Existe uma dimensão que não pode ser subtraída de qualquer avaliação que se faça das situações vividas, neste caso como em inúmeros outros, que se relaciona às características físicas de pessoas negras. O olhar que se tem a priori com conotações negativas por estereótipo e preconceito, que constrói uma subjetividade referenciada, está presente no caso do doloso e doloroso homicídio em Porto Alegre, embora o vice-presidente da República, aclarando o pensamento hegemônico do governo Bolsonaro, assim como a delegada responsável pelo caso, prefiram não ver.
Para confirmar, poderíamos, ilustrativamente, perguntar-lhes qual a possibilidade de um homem branco engravatado ter sofrido a mesma violência brutal, e pedir-lhes para demonstrar as estatísticas a respeito de casos análogos.

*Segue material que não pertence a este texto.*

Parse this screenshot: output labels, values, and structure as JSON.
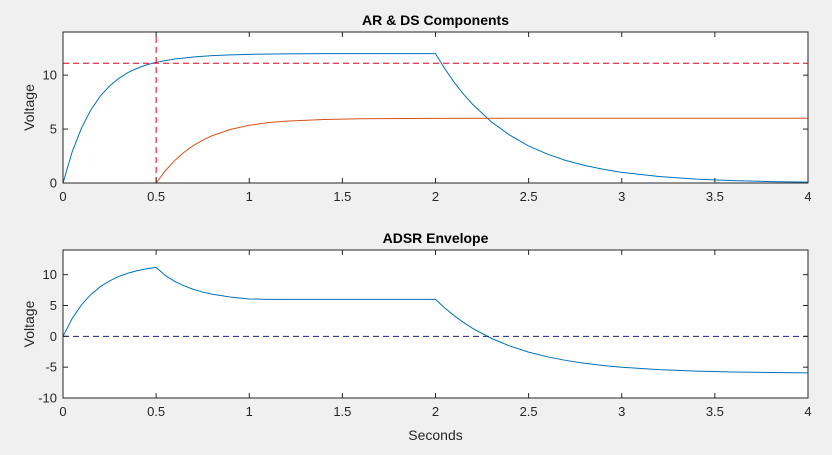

Negar a existência de racismo no crime está muito além de definir se há o enquadramento na Lei 7.716/1989. As dinâmicas que consagram privilégios raciais e os mecanismos que os legitimam se ligam, inexoravelmente, ao racismo efetivo, aquele que pode ser explicado pelo conceito de “habitus” de Pierre Bordieu, na medida em que nos permite analisarmos as formas como um indivíduo e seu grupo agem, reproduzindo as relações da estrutura social que estão neles internalizadas, mesmo que seja no nível do inconsciente.
Para que nós, pessoas brancas, que nunca sentimos a exclusão racista possamos percebê-la, tanto em situações cotidianas, como de violência extrema como a de que foi vítima João Alberto, é preciso justamente acompanhar os dados, verificar que não podemos enxergar os casos como isolados, como atos praticados por pessoas sem preparo ou desfechos trágicos de erros individuais. Desviar o olhar para caracterizar mais uma violência como sem cor corresponderia a ignorar as estruturas racistas que nos asseguraram privilégios.
Não é preciso aprofundarmos conceitos para entender que sem o combate cotidiano ao racismo não é possível construir uma sociedade justa, plural e diversa, em que a dignidade da pessoa seja respeitada pelo Estado e por todos os brasileiros. Desse modo é que o enfrentamento ao racismo hoje no Brasil se liga, de forma umbilical, à derrocada do governo Bolsonaro. Não se resolverá com isso. Longe, muito longe. Mesmo porque o racismo no Brasil sempre existiu, não começou com o atual governo. Mas porque ao lado do desmonte de políticas públicas de inclusão racial, retirada de direitos e de oportunidades equivalentes de participação das estruturas nacionais de poder, há a volta do encobrimento do preconceito por um discurso oficial, que propaga a existência de uma relação harmoniosa e igualitária entre pessoas brancas e negras.
O processo é alimentado pela retórica racista de Bolsonaro, que ele transforma em “piadas” quando convém. Mas vai muito além dela e mostra, na fala do General, que é uma posição que não pertence apenas ao presidente, mas ao bolsonarismo genericamente considerado, dentro e fora do governo.